Proposal for Data.List.splitBy

Sun Jan 18 06:02:43 EST 2009

Brent Yorgey wrote:
>> P2. There should be no information loss, that is, keep the delimiters,
>> keep the separators, keep the parts of the original list xs that satisfy
>> a predicate p, do not lose information about the beginning and the end
>> of the list relative to the first and last elements of the list
>> respectively. The user of the function decides what to discard.
>>
>> P3. A split list should be unsplittable so as to recover the original
>> list xs. (I made up the word unsplittable.) (P2 implies P3, but let us
>> state this anyway.)
>
> I'm not sure I agree with this.

Thanks for stating this.  Dropping P3 would change my
thinking about this topic, that is, if we drop P3, then
I would prefer that no splitter functions are added to
Data.List and that it is left as is.

> The problem is that much (most?) of
> the time, people looking for a split function want to discard
> delimiters; for example, if you have a string like "foo;bar;baz" and
> you want to split it into ["foo","bar","baz"].

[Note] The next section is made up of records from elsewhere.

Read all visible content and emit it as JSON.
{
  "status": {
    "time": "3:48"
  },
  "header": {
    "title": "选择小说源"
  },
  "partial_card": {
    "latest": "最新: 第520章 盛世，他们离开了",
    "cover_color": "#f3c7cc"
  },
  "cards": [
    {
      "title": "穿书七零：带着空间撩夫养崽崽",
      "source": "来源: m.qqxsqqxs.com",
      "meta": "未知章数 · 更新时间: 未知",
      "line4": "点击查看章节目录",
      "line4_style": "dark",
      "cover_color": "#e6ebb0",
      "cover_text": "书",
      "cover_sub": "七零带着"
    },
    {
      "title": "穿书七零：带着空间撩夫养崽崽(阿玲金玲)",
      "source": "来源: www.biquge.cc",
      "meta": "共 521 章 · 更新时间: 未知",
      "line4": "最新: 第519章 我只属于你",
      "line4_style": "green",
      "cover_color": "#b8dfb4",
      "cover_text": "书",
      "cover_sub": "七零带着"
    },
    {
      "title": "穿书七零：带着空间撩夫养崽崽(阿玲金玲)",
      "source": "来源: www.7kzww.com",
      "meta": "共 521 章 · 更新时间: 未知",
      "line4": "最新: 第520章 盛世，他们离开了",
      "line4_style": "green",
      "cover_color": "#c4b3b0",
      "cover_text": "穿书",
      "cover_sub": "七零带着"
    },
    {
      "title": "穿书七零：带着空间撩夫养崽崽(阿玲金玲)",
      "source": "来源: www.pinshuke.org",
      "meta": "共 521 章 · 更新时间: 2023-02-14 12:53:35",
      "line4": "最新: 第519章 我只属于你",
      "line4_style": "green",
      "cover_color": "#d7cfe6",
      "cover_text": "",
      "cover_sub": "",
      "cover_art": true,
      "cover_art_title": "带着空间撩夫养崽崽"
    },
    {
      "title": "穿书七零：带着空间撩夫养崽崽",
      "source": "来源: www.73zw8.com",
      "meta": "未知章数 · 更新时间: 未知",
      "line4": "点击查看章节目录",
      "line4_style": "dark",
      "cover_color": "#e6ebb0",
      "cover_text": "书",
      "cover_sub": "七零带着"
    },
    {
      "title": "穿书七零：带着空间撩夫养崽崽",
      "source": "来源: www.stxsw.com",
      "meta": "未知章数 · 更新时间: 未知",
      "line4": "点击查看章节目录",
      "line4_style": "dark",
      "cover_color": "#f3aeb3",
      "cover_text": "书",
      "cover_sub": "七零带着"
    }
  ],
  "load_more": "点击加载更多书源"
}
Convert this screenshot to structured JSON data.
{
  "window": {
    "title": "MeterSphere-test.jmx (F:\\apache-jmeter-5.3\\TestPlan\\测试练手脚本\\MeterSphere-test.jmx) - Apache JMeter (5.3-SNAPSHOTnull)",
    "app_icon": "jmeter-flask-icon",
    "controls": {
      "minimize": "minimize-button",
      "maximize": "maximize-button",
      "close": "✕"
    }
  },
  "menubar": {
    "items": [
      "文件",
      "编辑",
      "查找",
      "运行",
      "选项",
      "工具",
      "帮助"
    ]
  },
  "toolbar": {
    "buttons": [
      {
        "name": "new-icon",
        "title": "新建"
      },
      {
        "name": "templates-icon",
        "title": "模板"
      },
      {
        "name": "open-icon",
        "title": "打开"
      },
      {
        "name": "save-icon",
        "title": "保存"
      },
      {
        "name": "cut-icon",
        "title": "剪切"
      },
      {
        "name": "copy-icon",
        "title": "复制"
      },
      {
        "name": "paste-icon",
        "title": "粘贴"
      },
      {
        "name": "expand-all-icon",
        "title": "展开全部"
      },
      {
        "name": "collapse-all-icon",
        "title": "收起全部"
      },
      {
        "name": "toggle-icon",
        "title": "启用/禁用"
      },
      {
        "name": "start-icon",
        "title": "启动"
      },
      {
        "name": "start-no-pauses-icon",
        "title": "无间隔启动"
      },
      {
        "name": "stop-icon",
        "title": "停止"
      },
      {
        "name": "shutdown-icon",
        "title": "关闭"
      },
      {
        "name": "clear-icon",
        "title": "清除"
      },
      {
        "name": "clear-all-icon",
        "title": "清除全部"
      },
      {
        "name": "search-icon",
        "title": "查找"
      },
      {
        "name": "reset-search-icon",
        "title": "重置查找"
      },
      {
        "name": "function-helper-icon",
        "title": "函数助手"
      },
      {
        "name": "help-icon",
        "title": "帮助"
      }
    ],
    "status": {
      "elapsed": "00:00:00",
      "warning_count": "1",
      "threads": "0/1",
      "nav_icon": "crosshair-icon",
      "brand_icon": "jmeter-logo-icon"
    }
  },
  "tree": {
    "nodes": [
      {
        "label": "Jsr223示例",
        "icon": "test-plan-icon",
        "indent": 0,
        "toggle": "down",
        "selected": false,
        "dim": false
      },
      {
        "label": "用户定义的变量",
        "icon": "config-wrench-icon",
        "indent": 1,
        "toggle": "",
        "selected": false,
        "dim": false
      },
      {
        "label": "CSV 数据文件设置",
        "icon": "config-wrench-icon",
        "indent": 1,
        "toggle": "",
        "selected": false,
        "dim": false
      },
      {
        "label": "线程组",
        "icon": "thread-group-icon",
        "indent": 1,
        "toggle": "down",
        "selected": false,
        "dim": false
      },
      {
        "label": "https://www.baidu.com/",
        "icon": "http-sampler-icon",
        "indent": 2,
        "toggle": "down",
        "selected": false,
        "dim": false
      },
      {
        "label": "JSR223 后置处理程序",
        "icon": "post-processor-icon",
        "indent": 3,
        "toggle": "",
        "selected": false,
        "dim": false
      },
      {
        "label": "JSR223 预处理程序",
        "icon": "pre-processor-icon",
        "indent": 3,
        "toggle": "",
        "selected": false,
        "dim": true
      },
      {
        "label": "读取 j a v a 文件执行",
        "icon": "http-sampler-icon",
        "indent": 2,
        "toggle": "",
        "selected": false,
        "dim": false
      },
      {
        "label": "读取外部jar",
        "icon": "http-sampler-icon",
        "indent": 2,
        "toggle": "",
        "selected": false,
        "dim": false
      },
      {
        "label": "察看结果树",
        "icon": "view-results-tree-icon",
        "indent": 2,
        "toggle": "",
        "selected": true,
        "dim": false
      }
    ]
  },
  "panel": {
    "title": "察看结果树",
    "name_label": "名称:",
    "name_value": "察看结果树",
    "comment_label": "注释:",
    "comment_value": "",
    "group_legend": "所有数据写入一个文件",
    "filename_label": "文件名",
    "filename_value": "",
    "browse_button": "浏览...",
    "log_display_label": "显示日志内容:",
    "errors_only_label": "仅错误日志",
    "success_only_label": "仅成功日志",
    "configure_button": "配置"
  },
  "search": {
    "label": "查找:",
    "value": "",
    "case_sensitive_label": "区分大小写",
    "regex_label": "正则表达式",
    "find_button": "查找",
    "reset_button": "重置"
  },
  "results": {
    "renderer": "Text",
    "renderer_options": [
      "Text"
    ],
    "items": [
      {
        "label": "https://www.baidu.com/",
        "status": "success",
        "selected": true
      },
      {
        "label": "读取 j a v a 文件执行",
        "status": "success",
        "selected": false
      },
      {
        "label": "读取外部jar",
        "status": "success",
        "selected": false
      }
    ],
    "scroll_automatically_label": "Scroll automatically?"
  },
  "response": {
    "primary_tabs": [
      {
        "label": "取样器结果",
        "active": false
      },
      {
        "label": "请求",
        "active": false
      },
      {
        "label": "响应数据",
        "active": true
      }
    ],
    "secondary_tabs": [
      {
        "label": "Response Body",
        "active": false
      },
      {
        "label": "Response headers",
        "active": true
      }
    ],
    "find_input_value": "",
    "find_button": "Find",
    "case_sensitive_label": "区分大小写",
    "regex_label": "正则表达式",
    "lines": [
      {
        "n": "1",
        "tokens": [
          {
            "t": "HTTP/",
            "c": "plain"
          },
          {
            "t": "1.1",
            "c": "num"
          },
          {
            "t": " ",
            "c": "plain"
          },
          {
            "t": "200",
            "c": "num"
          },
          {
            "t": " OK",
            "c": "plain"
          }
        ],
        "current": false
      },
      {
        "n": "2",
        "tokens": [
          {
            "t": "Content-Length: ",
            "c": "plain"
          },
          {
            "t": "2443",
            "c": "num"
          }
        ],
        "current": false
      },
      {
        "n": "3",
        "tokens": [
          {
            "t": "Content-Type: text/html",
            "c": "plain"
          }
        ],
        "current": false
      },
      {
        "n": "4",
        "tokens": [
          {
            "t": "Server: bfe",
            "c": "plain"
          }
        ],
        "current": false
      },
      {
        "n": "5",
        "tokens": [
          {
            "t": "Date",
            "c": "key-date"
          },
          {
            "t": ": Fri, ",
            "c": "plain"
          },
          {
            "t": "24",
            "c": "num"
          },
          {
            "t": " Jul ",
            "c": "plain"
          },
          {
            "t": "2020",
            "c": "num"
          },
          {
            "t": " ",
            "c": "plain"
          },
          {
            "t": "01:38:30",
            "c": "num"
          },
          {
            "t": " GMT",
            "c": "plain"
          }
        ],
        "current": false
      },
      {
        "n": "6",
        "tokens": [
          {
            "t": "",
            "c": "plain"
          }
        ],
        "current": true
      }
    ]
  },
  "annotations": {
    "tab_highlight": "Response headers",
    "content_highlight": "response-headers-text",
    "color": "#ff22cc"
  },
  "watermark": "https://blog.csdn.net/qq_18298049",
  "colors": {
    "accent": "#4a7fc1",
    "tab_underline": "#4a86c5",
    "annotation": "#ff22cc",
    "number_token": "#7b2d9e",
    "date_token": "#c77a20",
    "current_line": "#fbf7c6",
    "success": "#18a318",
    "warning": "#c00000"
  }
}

I agree with this comment when thinking about strings and what
I would do most of the time and from a pragmatic point of view.

> In this case it's
> really annoying to have to throw away the delimiters yourself,
> especially if you just get back a list like
> ["foo",";","bar",";","baz"] and have to decide which things are
> delimiters and which aren't,

I certainly understand this point, however,

> with no help from the type system.

-- P5. The splitter functions should fit within the spirit of the
-- Data.List module and even the original Haskell 98 List module
-- in terms of type signature and complexity of implementation.

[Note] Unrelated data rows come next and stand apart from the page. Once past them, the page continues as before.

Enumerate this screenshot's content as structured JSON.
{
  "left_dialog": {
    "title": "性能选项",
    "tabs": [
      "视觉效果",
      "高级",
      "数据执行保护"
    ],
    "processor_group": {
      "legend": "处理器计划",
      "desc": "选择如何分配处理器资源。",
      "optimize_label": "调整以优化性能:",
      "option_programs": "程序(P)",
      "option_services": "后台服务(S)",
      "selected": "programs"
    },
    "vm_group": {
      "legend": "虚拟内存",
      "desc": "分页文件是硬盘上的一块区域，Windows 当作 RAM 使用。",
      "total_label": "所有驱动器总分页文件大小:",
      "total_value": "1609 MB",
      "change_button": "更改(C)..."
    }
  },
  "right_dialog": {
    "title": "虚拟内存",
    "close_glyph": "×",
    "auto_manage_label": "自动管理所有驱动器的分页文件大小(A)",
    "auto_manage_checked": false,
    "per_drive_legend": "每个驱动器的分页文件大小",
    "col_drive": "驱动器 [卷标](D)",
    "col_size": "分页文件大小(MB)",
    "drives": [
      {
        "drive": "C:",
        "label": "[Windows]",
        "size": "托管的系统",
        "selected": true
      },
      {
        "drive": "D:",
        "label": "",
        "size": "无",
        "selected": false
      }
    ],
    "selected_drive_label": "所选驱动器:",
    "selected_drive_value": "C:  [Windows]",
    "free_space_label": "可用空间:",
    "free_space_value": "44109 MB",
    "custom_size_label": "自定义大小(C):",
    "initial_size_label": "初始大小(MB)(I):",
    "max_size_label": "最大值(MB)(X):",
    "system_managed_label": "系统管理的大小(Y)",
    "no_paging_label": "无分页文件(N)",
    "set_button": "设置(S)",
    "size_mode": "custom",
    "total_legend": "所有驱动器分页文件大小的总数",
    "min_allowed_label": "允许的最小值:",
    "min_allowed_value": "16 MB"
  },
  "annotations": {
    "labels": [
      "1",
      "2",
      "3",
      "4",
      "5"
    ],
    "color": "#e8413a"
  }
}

In my mind, the idea of adding a few splitter functions to
Data.List does not preclude Data.List.Split.  From my perspective
of P5 above, within the spirit of Data.List, you can work with
things like a, [a], (a,b), Maybe a, Eq a, ... .  If you wish to
do more, a separate module would be in order as you have done.

> But,
> as you noted, throwing away information like this is bad from an
> elegance/formal properties point of view. This is exactly why I
> designed the Data.List.Split library as I did: the core internal
> splitting function is information-preserving, and by using various
> combinators the user can choose to throw away whatever information
> they are not interested in.

Perfect.  So, as you see it, are there one, two, or three functions
in or hiding in Data.List.Split.Internals that can be factored and
placed into Data.List that are in line with P1 to P7?  You do not
actually need to agree to P1 to P7, it is a conceptual exercise.
The idea is that Data.List.Split would flow more naturally from
Data.List with these few functions added to it.

Finally, as concrete examples or to clarify points, the words
split, delimiter, separator and variations thereof have been
used.  This already implies a theme.  Do you conceptualize
of Data.List.Split as primarily to help programmers from other
backgrounds to be able to manipulate strings, that is, supply
some nice idioms but generalized from [Char] to [a]?

If I were to write

organizeBy :: ([a] -> Bool) -> [a] -> [([a], [a])]

could you think of a specification such that this function
would be a work horse in implementing Data.List.Split.Internals
and Data.List.Split?

Alex had the point of view later in this thread that now that
Data.List.Split exists, anything that we move to Data.List will
be arbitrary in the cutoff.  Duncan responded by advancing the idea
that by examining what is happening in Haskell code, we may find a
few useful functions for Data.List.

My intermediate idea would be to examine Data.List.Split
and Data.List.Split.Internals and think about factoring very
general idioms that could be placed into Data.List, would be the
work horse for implementing Data.List.Split.Internals and
Data.List.Split, and would be in line with P1 to P7, which
I acknowledge is my point of view.  If a few words could be
found that fit the above, they would merit Data.List.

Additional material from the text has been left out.